Nanotech progress will benefit from tools that permit direct observation of nanometer-scale structural changes in nanosystems in the timescales over which these changes occur. Dynamic Transmission Electron Microscope (DTEM) combines nanometer scale spatial resolution with 15 nanosecond temporal resolution. From DOE/Lawrence Livermore National Laboratory, via AAAS EurekAlert “A snapshot of the transformation“:
Researchers have achieved a milestone in materials science and electron microscopy by taking a high-resolution snapshot of the transformation of nanoscale structures.
Using the Lab’s Dynamic Transmission Electron Microscope (DTEM), Judy Kim and colleagues peered into the microstructure and properties of reactive multilayer foils (also known as nanolaminates) with 15-nanosecond-scale resolution.
“This is the first time that a detailed study of these reactive nanolaminates has exposed what is happening in the self-propagating high-temperature synthesis zone,” Kim said.
Time-resolved images of nanolaminates show a brief change in structure with a short cellular phase separation during cooling.

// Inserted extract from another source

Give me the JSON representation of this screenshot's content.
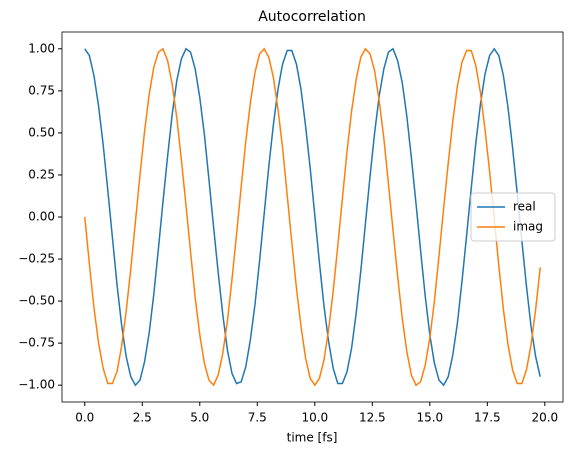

Observing short-lived behavior – how a chemical reaction, structural deformation or phase transformation occurs – is not easy, but is key to understanding many of the basic phenomena at the heart of chemistry, biology and materials science. The ability to directly observe and characterize these complex events leads to a fundamental understanding of properties such as reactivity, stability and strength, and helps in the design of new and improved materials and devices.
Transmission electron microscopy has evolved dramatically in recent years and can spatially resolve microstructural details of phase and structure, but it can’t collect at times less than a millisecond.
That’s where Livermore’s DTEM comes in. It provides scientists with the ability to image transient behavior with an unprecedented combination of spatial and temporal resolution: nanometers and nanoseconds.
“Direct real-space observations of phase transformations on the nanosecond scale have allowed us to relate the formation mechanism in reactive multilayer foils to binary alloy solidification,” Kim said. “This conclusion is based upon transient features that could not have been found using any other technique.”
The research was published in Science [abstract].